果冻传媒

The combustion of iron powder is influenced by factors such as particle morphology, size, and concentration. In the first part of the thesis, a numerical investigation is conducted for mono-, binary-, and poly-dispersed iron aerosols to comprehend the impact of different particle sizes on burning velocity and flame structure. Initially, single iron particle modeling is validated against experimental results. Then, flame propagation in mono-dispersed iron aerosols is studied in different atmospheres. The flame speed of iron burning in a O2/He atmosphere is four times faster than O2/N2, and O2/Ar atmospheres near stoichiometric conditions due to the difference in the thermal diffusivity, and specific heat of carrier gas.

Crucial role of size distribution width

Considering binary dispersed powders, explores the effects of particle size and concentration on flame structure and burning velocity. Different concentrations of small and large particles result in separated or overlapping flame fronts. In-depth analyses of total iron mass concentration variations reveal that the particle size ratio dictates the fuel-air ratio at which maximum burning velocity occurs. Considering flames of poly-dispersed powders, flame speed and structure for narrow and broad distributions are investigated. Results show that the fuel-air ratio at which the maximum flame speed occurs, varies significantly with the characteristic width of the particle size distribution for the same average size. These findings highlight the crucial role of the size distribution width and the challenge of comparing experiments and simulations with different particle size distributions.

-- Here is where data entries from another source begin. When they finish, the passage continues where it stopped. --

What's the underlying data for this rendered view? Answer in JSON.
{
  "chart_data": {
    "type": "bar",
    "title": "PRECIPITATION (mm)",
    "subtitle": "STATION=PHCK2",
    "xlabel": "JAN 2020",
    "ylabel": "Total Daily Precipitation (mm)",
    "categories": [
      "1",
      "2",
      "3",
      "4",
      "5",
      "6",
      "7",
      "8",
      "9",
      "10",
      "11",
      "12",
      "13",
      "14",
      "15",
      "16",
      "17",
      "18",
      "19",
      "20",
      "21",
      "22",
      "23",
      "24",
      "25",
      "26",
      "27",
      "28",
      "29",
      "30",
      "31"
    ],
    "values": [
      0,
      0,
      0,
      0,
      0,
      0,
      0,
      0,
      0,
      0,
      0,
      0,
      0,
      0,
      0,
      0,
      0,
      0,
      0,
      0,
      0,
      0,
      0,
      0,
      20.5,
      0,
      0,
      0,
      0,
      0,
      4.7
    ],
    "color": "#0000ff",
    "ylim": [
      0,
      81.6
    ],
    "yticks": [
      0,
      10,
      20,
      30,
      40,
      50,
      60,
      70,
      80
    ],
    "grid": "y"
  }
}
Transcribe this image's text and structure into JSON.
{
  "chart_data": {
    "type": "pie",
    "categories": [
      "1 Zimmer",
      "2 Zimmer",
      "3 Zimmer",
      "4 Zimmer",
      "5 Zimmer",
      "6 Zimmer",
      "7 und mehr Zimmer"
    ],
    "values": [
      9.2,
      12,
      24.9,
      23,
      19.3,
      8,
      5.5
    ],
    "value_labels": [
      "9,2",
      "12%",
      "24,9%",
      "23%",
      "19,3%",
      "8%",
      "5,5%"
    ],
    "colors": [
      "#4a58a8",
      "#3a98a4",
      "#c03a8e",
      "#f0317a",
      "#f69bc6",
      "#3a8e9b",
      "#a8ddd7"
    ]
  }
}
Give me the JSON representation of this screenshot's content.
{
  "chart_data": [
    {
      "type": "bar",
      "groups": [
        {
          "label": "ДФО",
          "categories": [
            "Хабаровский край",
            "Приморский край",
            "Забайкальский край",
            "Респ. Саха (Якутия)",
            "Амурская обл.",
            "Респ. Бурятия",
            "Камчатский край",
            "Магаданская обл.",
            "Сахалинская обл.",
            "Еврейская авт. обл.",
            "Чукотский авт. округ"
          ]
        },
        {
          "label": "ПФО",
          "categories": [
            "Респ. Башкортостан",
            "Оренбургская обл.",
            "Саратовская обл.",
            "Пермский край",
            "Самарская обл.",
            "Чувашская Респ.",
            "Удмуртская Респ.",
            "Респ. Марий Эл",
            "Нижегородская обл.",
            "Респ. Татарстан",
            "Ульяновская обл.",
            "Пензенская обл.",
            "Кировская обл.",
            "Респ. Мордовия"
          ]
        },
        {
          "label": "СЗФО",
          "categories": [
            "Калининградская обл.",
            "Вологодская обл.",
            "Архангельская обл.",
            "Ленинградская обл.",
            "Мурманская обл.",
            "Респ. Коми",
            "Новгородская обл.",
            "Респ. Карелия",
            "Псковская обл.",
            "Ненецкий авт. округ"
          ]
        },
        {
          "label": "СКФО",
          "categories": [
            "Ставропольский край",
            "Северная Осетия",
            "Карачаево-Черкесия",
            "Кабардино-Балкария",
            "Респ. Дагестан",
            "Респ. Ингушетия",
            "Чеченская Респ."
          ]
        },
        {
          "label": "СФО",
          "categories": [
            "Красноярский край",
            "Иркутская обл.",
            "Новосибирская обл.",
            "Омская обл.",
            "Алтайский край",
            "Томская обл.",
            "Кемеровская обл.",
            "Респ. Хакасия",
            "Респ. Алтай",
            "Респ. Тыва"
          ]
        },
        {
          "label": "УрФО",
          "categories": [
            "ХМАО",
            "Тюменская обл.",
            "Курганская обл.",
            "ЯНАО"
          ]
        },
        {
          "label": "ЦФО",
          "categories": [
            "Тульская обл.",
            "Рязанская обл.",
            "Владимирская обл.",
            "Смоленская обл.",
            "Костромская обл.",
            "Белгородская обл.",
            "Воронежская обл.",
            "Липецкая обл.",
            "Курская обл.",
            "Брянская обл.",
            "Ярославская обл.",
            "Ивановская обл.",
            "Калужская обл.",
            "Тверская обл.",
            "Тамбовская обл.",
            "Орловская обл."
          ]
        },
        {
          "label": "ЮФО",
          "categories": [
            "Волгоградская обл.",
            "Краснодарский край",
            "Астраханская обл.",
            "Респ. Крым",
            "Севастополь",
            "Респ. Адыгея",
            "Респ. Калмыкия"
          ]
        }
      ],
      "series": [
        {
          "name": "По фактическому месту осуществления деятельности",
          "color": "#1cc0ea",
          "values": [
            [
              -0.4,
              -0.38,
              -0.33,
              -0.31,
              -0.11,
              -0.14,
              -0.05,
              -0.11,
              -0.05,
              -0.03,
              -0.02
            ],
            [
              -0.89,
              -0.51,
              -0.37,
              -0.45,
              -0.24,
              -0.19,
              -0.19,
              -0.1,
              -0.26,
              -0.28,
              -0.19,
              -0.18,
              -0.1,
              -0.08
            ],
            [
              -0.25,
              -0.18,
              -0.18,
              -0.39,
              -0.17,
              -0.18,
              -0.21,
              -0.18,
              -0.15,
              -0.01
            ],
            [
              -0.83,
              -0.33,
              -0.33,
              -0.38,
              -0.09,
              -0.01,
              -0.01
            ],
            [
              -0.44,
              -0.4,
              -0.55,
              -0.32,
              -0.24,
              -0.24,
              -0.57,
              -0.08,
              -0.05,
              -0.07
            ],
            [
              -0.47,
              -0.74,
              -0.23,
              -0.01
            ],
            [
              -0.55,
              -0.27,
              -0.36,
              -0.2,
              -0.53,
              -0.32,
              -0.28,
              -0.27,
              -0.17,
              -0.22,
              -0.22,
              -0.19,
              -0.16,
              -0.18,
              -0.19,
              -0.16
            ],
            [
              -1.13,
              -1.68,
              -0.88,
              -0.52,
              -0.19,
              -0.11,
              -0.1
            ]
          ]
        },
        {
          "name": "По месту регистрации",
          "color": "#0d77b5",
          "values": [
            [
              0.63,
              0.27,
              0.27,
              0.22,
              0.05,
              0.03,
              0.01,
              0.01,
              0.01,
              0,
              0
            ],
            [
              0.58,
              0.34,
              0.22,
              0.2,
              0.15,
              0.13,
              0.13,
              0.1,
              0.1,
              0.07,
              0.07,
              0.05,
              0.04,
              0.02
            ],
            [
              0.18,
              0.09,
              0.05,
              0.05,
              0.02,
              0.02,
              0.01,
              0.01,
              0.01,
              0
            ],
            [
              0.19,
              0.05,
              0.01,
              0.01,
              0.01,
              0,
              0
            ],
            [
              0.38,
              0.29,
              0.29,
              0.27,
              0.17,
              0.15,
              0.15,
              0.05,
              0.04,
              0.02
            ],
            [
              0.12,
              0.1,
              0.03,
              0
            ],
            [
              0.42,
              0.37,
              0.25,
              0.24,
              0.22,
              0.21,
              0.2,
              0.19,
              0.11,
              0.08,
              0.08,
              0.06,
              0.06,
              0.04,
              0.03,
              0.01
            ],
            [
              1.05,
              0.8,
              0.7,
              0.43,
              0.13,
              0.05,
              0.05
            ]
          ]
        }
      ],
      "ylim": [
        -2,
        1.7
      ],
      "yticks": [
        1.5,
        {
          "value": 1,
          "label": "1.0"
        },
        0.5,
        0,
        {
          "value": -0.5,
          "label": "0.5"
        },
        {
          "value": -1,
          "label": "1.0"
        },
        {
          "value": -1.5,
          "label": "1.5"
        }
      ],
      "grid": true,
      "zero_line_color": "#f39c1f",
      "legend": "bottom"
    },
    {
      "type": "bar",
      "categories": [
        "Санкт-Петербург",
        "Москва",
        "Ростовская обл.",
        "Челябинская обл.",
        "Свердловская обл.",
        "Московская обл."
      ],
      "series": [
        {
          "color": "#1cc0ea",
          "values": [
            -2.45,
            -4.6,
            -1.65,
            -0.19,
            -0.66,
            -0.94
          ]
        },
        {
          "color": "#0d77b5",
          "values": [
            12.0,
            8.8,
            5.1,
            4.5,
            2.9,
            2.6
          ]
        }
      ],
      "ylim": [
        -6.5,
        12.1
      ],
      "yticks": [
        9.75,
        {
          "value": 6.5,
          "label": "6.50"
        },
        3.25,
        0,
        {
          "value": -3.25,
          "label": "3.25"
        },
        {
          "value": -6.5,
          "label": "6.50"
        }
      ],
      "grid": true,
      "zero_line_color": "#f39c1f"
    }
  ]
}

Producement of nitrogen oxides

While the burning of iron in air does not generate carbon dioxide (CO2) emissions, it may produce nitrogen oxides (NOx). A numerical study with detailed gas phase chemistry shows that the nitrogen oxide emissions of an iron flame using dry air are very small, due to the low amount of oxygen radicals. However, even for a small fraction of water vapor (volume fraction < 0.5%) in the mixture, hydroperoxyl (HO2) is formed, which accelerates the dissociation of molecular oxygen and increases the nitrogen oxide formation rate. This demonstrates that water vapor in air should be considered when studying nitrogen oxide emissions of iron dust combustors. Furthermore, the particle temperature can significantly exceed the gas temperature in iron-air flames, which may lead to high NOx formation rates. However, using an experiential analysis the researcher shows that nitrogen oxide formation inside the particle boundary layer is not a concern.

Stabilizing iron flames

The second part of the thesis focuses on hybrid methane-iron-air flames. Iron flames are difficult to stabilize in experimental setups and industrial burners as the burning velocity is only a few cm/s. A supporting fuel can help stabilize iron flames by enhancing the burning velocity. Numerical simulations are performed using methane as a supporting fuel as the combustion characteristics of methane burning in air are well known and experimental data for methane-iron-air flames are available. The study focuses on the effect of adding iron powder to a stoichiometric methane flame in air in one and three dimensions (1D and 3D). The burning behavior of iron powder is found to be influenced by particle size, and concentration. A critical concentration is identified as the concentration resulting in a sudden change in the flame structure. Below this critical concentration, iron particles burn individually without forming a flame front, which is confirmed by the 3D simulations. While above this concentration, a flame front is observed in which the iron particles are completely oxidized and form a flame front on their own, as seen in both 1D and 3D simulations.  The laminar burning velocities obtained from the simulations are compared with experimental results, which adds validity to the numerical findings.

Title of PhD thesis: . Supervisors: Prof. Jeroen van Oijen, and Prof. Philip de Goey.